Chiesa
Abbiamo incontrato mons. Felice Accrocca, vescovo di Assisi-Nocera Umbra-Gualdo Tadino e di Foligno, a margine del VII convegno della Facoltà Teologica Pugliese, svoltosi a Bari. L’incontro, dal titolo Da Francesco a papa Francesco. Carisma, teologia e magistero, ha offerto una riflessione profonda su come la ‘traduzione’ del Vangelo operata dal Poverello continui a plasmare il pensiero teologico contemporaneo. “L’intento — ha spiegato il presule — è comprendere come questa spiritualità possa diventare una forza capace di incidere nella costruzione del sapere”. mL’iniziativa si inserisce in un momento simbolico unico: l’VIII centenario della morte del Santo e il primo anniversario della scomparsa di Papa Francesco. Un’occasione per indagare sulla circolarità tra carisma e magistero, tracciando nuove rotte per il “fare teologia” oggi.
Il messaggio di San Francesco appare oggi quanto mai urgente. Dove risiede la sua vera attualità?
Francesco è modernissimo proprio perché è provocatorio. Viviamo in un’epoca in cui la forza del diritto è stata soppiantata dal ‘diritto della forza’, dall’esibizione dei muscoli e della potenza. In questo scenario, Francesco parla di piccolezza. Definendosi pauperculus, sferra un vero cazzotto allo stomaco al nostro modo di pensare. Per il mondo potrebbe sembrare uno sconfitto, ma è quel segno di contraddizione di cui abbiamo estremo bisogno.

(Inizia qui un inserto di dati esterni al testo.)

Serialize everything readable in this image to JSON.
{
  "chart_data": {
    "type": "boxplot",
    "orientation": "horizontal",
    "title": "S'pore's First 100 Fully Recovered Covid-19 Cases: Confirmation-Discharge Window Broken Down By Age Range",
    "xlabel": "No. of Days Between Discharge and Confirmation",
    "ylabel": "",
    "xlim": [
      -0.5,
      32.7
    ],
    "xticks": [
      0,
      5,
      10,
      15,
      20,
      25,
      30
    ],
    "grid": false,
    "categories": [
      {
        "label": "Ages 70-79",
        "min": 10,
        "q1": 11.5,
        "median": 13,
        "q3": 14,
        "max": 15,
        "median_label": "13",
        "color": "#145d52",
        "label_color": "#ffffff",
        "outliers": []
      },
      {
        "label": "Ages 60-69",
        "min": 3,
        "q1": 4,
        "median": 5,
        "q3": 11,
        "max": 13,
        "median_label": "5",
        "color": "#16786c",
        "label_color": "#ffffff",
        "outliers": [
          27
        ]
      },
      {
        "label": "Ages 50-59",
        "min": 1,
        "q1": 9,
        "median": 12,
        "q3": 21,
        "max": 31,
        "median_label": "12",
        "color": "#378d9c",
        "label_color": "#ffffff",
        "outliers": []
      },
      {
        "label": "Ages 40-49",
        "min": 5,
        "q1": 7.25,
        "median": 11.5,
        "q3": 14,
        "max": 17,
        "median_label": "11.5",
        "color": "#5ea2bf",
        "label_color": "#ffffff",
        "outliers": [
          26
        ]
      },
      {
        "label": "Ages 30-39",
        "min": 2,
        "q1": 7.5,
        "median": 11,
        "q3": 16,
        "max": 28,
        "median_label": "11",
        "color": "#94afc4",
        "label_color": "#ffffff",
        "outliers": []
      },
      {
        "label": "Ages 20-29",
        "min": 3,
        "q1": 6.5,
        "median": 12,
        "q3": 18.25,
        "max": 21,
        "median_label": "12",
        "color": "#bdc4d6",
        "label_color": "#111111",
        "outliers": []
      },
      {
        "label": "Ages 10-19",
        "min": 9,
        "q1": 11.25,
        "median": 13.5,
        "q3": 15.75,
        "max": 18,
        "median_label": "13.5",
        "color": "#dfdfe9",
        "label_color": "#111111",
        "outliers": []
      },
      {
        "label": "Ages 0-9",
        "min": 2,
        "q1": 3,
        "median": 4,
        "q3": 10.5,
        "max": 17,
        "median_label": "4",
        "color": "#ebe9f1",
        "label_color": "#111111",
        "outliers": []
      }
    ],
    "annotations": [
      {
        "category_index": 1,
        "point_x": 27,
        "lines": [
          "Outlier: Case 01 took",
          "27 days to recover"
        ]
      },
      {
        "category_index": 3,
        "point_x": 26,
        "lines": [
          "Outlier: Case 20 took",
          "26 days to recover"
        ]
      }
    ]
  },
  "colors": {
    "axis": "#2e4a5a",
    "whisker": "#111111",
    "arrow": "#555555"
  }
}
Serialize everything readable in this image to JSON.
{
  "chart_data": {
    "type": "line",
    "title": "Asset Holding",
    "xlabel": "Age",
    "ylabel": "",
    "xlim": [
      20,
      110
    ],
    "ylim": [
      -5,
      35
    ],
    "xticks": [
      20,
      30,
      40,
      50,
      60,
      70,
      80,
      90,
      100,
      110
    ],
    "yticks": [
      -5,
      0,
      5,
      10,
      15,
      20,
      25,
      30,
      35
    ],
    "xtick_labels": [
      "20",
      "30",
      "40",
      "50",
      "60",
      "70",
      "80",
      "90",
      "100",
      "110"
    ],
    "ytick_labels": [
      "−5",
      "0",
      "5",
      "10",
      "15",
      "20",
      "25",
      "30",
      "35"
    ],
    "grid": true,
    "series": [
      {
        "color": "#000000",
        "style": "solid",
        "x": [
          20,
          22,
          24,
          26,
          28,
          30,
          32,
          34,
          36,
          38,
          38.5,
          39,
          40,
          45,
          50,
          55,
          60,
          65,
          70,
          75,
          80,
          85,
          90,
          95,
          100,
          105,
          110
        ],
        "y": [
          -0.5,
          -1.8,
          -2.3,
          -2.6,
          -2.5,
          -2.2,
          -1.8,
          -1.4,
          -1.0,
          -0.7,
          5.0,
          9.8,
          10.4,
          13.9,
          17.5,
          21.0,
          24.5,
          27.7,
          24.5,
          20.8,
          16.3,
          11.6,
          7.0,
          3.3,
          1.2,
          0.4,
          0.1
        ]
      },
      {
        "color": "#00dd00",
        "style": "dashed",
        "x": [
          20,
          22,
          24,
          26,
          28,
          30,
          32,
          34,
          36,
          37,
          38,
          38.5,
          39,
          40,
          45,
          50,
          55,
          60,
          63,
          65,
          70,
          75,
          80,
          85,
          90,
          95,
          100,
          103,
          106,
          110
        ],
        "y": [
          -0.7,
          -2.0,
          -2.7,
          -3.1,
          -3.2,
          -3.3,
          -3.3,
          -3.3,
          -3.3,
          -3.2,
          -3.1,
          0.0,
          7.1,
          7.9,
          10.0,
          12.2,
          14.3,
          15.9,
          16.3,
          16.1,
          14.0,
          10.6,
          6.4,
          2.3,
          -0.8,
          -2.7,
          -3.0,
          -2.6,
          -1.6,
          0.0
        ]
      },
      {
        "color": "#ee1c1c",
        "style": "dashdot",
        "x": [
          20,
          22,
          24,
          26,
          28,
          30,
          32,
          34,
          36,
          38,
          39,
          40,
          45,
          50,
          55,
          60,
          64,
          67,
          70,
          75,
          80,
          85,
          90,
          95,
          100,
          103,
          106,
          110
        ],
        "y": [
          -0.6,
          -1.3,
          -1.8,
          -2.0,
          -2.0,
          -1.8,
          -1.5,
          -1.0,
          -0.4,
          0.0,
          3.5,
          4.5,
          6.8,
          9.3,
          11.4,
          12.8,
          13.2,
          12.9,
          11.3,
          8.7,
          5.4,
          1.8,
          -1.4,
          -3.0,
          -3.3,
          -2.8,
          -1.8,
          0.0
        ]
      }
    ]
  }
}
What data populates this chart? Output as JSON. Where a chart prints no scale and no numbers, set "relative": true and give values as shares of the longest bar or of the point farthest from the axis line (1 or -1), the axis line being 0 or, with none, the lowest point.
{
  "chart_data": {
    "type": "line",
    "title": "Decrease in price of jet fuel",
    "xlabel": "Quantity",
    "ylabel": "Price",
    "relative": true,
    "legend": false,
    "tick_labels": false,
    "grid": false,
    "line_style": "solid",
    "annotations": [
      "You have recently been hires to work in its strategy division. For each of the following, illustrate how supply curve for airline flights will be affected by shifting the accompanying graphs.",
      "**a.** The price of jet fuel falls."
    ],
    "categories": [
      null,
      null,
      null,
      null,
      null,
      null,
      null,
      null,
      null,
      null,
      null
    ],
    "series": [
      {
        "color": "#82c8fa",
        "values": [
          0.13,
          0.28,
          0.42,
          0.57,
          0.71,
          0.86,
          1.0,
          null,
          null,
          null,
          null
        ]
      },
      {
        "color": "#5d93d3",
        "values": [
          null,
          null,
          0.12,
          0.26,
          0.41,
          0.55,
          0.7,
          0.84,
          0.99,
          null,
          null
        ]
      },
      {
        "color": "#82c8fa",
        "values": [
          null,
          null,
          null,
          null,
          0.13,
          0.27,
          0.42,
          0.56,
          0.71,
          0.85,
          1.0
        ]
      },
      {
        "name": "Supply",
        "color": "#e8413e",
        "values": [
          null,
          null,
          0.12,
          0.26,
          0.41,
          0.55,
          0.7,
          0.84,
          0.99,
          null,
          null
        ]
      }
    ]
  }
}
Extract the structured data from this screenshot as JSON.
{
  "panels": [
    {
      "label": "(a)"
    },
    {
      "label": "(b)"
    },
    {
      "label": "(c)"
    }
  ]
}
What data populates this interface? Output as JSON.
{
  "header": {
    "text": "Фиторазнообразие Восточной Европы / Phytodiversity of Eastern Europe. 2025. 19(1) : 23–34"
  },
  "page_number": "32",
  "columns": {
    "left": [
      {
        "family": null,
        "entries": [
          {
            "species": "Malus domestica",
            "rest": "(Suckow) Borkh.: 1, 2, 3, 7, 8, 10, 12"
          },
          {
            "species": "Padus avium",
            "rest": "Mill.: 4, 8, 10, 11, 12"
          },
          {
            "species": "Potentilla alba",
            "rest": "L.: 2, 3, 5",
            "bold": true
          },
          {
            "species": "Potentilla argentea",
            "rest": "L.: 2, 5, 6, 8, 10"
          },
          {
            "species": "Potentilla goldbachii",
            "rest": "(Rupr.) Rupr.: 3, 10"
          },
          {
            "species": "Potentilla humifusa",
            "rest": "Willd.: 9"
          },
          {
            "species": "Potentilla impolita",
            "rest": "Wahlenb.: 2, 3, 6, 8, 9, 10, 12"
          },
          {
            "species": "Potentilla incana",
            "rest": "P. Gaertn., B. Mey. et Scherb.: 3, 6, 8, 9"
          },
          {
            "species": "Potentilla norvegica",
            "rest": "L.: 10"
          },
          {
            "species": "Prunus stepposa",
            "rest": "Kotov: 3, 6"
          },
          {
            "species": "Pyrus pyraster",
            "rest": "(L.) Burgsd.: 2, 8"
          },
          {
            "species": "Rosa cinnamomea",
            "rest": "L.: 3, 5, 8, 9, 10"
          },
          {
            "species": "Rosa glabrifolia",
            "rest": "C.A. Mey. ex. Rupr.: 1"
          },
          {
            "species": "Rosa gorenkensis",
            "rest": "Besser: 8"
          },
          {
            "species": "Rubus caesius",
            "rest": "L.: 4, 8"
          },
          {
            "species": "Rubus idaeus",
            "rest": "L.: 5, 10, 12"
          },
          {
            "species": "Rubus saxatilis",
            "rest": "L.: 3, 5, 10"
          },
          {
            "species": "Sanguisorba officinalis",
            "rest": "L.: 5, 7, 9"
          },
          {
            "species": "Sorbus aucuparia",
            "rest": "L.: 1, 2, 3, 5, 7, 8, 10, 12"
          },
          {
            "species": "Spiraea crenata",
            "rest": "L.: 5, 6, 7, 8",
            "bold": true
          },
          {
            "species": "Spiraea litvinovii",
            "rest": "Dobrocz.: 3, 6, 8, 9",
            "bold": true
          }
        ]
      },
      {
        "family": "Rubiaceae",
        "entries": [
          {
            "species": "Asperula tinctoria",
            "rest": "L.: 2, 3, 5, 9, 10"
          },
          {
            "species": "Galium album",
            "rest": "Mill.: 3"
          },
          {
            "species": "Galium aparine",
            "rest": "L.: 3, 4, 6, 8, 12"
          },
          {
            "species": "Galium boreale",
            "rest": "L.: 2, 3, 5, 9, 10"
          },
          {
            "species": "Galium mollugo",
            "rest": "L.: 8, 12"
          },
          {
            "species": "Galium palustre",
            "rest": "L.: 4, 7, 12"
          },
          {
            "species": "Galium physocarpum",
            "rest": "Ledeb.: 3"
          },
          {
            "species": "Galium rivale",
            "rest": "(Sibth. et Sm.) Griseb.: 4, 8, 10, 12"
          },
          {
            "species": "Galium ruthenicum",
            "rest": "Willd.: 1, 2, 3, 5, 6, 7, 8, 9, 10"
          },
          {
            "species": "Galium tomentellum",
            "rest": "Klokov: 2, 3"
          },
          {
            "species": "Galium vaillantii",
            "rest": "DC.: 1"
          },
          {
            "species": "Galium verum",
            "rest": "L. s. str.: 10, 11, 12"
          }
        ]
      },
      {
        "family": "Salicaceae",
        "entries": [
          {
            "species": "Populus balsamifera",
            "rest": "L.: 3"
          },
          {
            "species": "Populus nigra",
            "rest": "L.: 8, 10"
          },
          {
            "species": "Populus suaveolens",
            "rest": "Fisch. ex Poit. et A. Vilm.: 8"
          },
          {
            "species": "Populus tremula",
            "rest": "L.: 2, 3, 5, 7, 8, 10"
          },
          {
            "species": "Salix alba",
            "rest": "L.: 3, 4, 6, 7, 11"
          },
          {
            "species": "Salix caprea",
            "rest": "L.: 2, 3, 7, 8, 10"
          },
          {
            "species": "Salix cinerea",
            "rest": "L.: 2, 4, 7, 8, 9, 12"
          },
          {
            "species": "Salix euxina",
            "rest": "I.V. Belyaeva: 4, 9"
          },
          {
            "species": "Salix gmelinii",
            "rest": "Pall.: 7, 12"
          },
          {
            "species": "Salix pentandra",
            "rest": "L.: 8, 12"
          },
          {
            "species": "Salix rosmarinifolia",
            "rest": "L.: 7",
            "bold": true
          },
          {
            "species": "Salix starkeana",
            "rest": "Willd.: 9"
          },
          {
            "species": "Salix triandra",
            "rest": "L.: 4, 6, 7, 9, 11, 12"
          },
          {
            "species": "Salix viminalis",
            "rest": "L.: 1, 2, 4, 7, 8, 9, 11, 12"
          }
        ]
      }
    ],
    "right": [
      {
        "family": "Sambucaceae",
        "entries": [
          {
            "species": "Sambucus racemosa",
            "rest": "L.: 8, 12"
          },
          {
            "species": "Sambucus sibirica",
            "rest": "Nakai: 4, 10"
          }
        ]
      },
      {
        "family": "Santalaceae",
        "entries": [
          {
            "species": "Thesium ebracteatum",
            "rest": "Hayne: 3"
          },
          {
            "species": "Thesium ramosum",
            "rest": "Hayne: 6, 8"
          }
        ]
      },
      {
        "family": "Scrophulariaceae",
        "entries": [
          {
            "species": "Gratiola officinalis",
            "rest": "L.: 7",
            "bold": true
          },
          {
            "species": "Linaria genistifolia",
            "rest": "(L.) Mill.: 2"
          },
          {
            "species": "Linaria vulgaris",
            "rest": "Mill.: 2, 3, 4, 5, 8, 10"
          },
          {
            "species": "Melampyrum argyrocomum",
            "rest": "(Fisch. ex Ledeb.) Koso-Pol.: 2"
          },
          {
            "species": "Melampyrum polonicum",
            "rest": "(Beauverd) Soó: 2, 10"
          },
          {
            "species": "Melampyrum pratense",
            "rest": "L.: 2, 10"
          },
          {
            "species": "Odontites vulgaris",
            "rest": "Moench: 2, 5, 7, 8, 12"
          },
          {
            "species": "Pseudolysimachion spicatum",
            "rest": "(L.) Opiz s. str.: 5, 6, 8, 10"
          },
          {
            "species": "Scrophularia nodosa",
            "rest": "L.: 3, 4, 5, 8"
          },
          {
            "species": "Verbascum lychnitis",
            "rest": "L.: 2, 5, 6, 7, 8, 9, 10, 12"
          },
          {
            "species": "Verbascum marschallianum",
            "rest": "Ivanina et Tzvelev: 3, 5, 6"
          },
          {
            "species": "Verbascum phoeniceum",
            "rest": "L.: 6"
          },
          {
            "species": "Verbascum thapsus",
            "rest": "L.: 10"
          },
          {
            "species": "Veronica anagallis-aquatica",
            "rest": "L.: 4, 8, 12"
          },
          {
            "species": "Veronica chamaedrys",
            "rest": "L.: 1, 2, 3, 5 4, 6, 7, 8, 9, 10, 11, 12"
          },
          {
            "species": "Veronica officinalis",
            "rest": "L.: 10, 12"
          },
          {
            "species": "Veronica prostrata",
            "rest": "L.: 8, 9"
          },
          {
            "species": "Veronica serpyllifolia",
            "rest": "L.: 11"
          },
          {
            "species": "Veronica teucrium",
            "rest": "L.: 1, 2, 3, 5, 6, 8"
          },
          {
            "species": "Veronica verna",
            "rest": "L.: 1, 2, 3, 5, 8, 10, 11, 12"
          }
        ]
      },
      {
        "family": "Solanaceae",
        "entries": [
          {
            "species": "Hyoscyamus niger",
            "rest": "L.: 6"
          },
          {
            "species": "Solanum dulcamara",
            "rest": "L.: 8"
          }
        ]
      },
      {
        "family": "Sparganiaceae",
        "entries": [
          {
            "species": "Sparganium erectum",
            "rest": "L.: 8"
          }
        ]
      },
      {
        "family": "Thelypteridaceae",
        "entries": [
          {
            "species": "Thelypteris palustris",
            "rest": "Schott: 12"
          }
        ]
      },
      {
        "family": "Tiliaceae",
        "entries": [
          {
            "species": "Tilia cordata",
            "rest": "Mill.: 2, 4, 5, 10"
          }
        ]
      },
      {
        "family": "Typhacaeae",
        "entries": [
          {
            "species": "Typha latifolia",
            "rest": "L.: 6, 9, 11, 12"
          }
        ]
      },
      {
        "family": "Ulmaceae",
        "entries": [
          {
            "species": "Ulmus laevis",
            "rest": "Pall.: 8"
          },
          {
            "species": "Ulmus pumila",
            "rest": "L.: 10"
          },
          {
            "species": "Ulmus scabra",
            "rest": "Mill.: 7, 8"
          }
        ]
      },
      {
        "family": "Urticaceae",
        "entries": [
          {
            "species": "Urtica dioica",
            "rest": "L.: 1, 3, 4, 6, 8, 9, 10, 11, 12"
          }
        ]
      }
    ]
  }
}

In che modo il suo modello sociale poteva dirsi “sovversivo”?
Proponeva un’alternativa radicale. La società medievale era rigidamente divisa in classi: se nascevi servo, morivi servo. I seguaci di Francesco, invece, abbattono queste mura in nome della fraternità assoluta. Vedere un contadino come Giovanni il Semplice camminare fianco a fianco con un uomo agiato come Bernardo di Quintavalle era un atto rivoluzionario. E lo sarebbe, purtroppo, ancora oggi.
Nella Diocesi di Assisi, accanto al Poverello, brilla oggi la figura di Carlo Acutis. Come convivono queste due devozioni?
Sono due storie diverse, ma figlie della stessa Grazia. Carlo è un adolescente del nostro tempo, immerso in una realtà tecnologica che Francesco non avrebbe potuto nemmeno immaginare. Eppure, entrambi sono ponti: testimoni capaci di mediare e tradurre la ‘buona notizia’ del Vangelo per i propri contemporanei.
A un anno dalla sua scomparsa, che ricordo porta con sé di Papa Francesco?
Negli incontri avuti con lui, ciò che mi ha sempre colpito era la sua semplicità estrema, la sua spontaneità. Era un uomo comune. La sua vera forza risiedeva proprio in questa sua umanità autentica e immediata.
Lei è da poco alla guida della Diocesi di Assisi: quali sono i programmi per il prossimo futuro?
Ho fatto una scelta precisa: non avere programmi preconfezionati a tavolino. Credo che i progetti debbano nascere dal cammino condiviso, dall’ascolto e dalla conoscenza concreta del territorio.